First appeared in Amazing Stories, reprinted by August Derleth, Mary Gnaedinger, Groff Conklin, Sam Moskowitz, Bryan A. Netherwood, Leslie A. Fiedler, Peter Haining, Martin H. Greenberg, Robert Weinberg, Stefan Dziemianowicz, Mike Baker, Garyn G. Roberts, Michael Kelahan, Guy Anthony De Marco, John Gregory Betancourt, Colin Azariah-Kribbs--a few of which were genre retrospectives. A movie (see trailer below) and radio dramas have sprouted from this tale.
This one of Lovecraft's more straightforward tales. A meteorite lands in a farmer's yard. Scientists are unable to analyze it. After a storm where lightning strikes the meteorite six times in an hour, it disappears... as does the samples the scientists took.
The crops look exceedingly large and tasty, but they are laced with bitterness. The family moves the cows far from the home, so their milk isn't tainted. The grass and plants turn grey and brittle. The family gradually grows insane. Sons throw themselves into the well. When a family friend stops by, the family is gone, only scuttling creatures that decay remain. The property glows.
As a straight-forward piece, unlaced by cumbersome, fulsome, fearsome, and other over-complicated "Cyclopean" adjectives--so many adjectives that you forget what the sentence was about--this work has more energy than others.
It culminates not with the family, though, an ending that would satisfy other writers, but it would not fulfill Lovecraft's vision of the cosmos. Rather, others investigate the place and witness the above well vision to the right. Something escapes to the cosmos, and something yet stays behind. The witnesses should leave but cannot--just as Nahum warned.

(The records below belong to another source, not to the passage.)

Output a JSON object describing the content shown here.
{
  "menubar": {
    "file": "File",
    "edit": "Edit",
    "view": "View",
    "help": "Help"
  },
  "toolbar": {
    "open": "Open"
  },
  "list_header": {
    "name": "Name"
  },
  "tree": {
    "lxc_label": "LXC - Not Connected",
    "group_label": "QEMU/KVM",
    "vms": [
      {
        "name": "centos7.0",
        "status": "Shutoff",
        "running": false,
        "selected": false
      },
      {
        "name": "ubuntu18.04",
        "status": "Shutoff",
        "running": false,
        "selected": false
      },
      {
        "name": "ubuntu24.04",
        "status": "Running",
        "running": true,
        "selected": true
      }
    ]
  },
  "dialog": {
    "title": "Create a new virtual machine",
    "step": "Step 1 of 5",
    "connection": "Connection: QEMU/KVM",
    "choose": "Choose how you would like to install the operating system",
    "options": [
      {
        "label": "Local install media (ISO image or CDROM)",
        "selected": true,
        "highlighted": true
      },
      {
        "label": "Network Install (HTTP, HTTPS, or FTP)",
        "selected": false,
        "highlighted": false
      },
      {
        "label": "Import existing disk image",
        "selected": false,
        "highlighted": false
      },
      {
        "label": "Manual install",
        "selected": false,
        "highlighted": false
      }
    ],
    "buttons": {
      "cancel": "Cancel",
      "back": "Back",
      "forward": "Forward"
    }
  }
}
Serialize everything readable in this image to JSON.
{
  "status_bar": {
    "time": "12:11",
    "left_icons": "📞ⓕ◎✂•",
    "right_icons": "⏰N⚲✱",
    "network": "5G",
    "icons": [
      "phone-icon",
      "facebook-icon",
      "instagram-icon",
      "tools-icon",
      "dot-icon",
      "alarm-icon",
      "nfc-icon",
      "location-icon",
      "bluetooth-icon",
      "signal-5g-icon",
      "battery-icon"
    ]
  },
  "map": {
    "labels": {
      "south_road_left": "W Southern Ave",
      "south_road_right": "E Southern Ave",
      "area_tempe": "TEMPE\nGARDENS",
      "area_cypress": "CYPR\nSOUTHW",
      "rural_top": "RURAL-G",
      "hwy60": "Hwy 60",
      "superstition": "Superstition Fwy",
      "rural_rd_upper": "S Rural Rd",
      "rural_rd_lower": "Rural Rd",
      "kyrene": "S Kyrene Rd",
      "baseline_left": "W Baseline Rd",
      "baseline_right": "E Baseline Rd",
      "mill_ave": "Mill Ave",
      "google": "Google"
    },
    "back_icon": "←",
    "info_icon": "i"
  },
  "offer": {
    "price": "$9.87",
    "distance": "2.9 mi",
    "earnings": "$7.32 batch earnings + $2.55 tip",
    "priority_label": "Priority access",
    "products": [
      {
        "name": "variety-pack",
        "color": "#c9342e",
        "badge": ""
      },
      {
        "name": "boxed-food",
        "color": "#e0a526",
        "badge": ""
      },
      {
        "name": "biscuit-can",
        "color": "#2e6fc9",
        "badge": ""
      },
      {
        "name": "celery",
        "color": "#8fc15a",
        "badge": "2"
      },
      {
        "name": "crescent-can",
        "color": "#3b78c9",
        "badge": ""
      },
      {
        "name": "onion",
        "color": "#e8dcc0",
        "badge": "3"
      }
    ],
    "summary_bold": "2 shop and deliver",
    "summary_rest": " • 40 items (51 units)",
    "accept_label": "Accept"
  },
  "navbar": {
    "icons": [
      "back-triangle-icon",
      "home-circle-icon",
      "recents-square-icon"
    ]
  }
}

As an ending that informs the rest of the work, it repeats the same, Lovecraftian notes over and over, reminding me why I cannot stomach more than a few Lovecraft tales at a time. For those tired of Hollywood triumph-over-tragedy type stories, Lovecraft must come as a non-relieving relief. The endings readers prefer could become a new psychological pessimist/optimist-spectrum indicator that psychologists could name after Lovecraft.